CEO View: What’s Changed 10 Years After the Global Financial Crisis?

At Franklin Templeton’s recent Global Investor Forum in New York, our CEO Greg Johnson participated in a panel discussion with three other CEOs in the financial services industry: James Gorman of Morgan Stanley; Jay Hooley of State Street and Barry Stowe of Jackson National Life. They discussed some of the changes in the markets that have occurred in the 10 years since the global financial crisis, what they learned—and what might trigger the next crisis.

Host/Richard Banks: Hello and welcome to Talking Markets with Franklin Templeton Investments: exclusive and unique insights from Franklin Templeton.

I’m your host, Richard Banks.

Ahead on this episode, we hear from a panel of CEOs in the investment industry at Franklin Templeton’s Global Investor Forum in New York. They look back and ahead 10 years after the global financial crisis. The CEOs speaking are: Greg Johnson of Franklin Templeton Investments; James Gorman with Morgan Stanley; Jay Hooley of State Street; and Barry Stowe with Jackson National Life. And, leading the discussion is Kip McDaniel, chief content Officer of Institutional Investor. We hope you enjoy the conversation.

Kip: 2008 was, in our lifetimes, the most extreme financial event that we’ve had. Greg, what is the biggest change beyond a focus on risk-management coming out of the crisis that you see?

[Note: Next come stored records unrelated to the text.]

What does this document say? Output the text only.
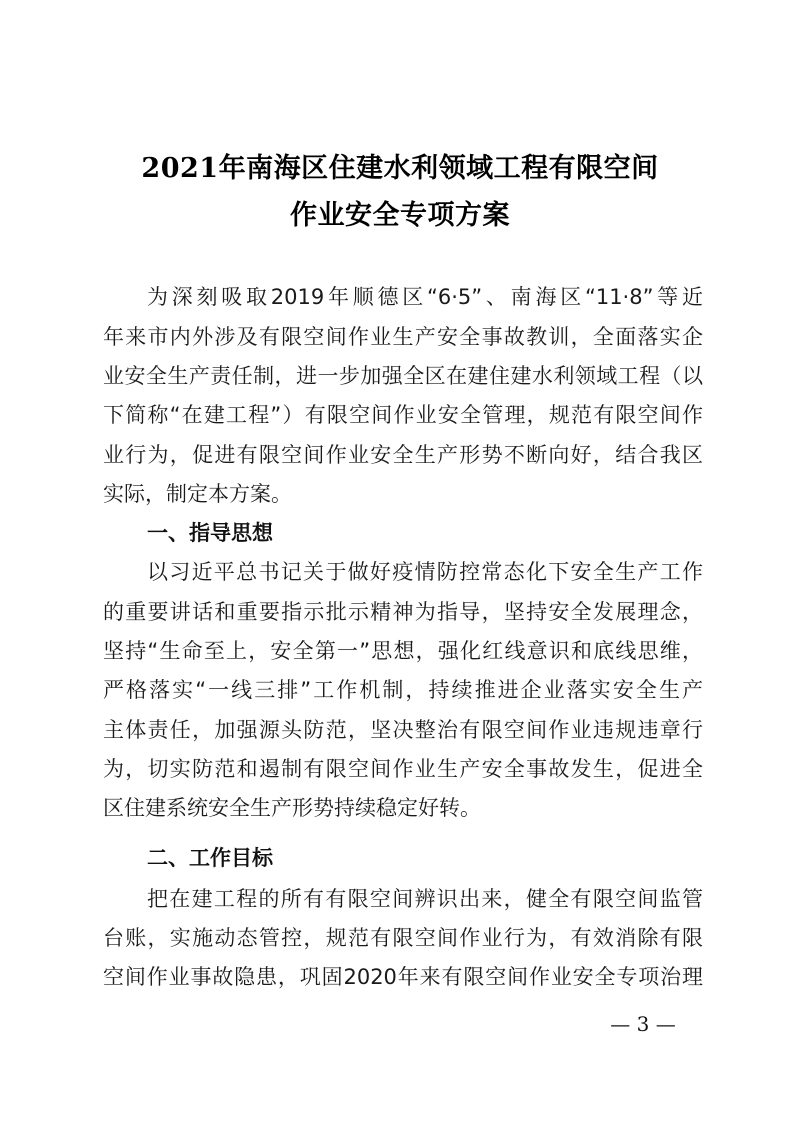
2021年南海区住建水利领域工程有限空间
作业安全专项方案
为深刻吸取2019年顺德区“6·5”、南海区“11·8”等近
年来市内外涉及有限空间作业生产安全事故教训，全面落实企
业安全生产责任制，进一步加强全区在建住建水利领域工程（以
下简称“在建工程”）有限空间作业安全管理，规范有限空间作
业行为，促进有限空间作业安全生产形势不断向好，结合我区
实际，制定本方案。
一、指导思想
以习近平总书记关于做好疫情防控常态化下安全生产工作
的重要讲话和重要指示批示精神为指导，坚持安全发展理念，
坚持“生命至上，安全第一”思想，强化红线意识和底线思维，
严格落实“一线三排”工作机制，持续推进企业落实安全生产
主体责任，加强源头防范，坚决整治有限空间作业违规违章行
为，切实防范和遏制有限空间作业生产安全事故发生，促进全
区住建系统安全生产形势持续稳定好转。
二、工作目标
把在建工程的所有有限空间辨识出来，健全有限空间监管
台账，实施动态管控，规范有限空间作业行为，有效消除有限
空间作业事故隐患，巩固2020年来有限空间作业安全专项治理
— 3 —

Greg: Having a strong balance sheet for us was something that we got criticized a lot on, and I think it served us extremely well. If you look at the kind of firms that came out on the other side, I think that really just confirmed our belief in having that cash on the balance sheet.

Kip: Jay, same question to you.

Jay: We were kind of a sleepy little Boston-based custodian bank, and we were SIFI’d [named a Systemically Important Financial Institution] in the crisis which was a bit of an adjustment, you know, learning how to become systemically important and all the regulation that came. I think the regulators completely missed this crisis. When you look at the capital in banks, the liquidity, the aftermath of that is—and this is mostly banking—is all of the regulation that’s hit, which is likely to spur what will be the next issue in the marketplace, in my opinion.

Kip: Okay. James, I know you took the top role in 2010, but the same question applies to you.

James: Well, for us as an institution, I think I’d need about seven hours to get into the first chapter. I mean, we became a bank. We weren’t a bank. We sold 22% of the company to another bank, Mitsubishi Bank. We shut all of our prop-trading and prop-investing businesses that used more than, in aggregate, 3% of capital. I’ll give you one fun fact. We had, I think, about less than 100 risk limits across the company, pre-crisis. So a risk limit might be, total exposure to Russia. We now have about 25,000, so the whole business completely changed.

Kip: It wasn’t an easy change. Talk to us a little bit about the difficulties you faced in changing not only the firm’s business lines, but it sounds like, the firm’s culture as well.

James: Well, in some ways, I think it was very easy because the hardest management challenges are when there’s not an obvious problem to solve, and that causes you either to do nothing and you lose pace because the world is moving away from you, or to compulsively act because you’re anxious and you think, if I do nothing, then I’m losing pace and you do something stupid. It’s much easier if you’ve got identifiable problems to solve. So, not everybody in the organization can see that the changes you’re making are because you can see the problems that we have and you have to address them. That’s why you have some of the cultural backlash until you kind of prove it out. But in some ways, managing in a time of crisis or under real stress is actually a relatively straightforward management challenge because you’ve got to take your shots, you got to make decisions. Not everybody is going to like them, but if you don’t do anything, then we’re all toast. It’s actually a privilege to manage during a time of real stress.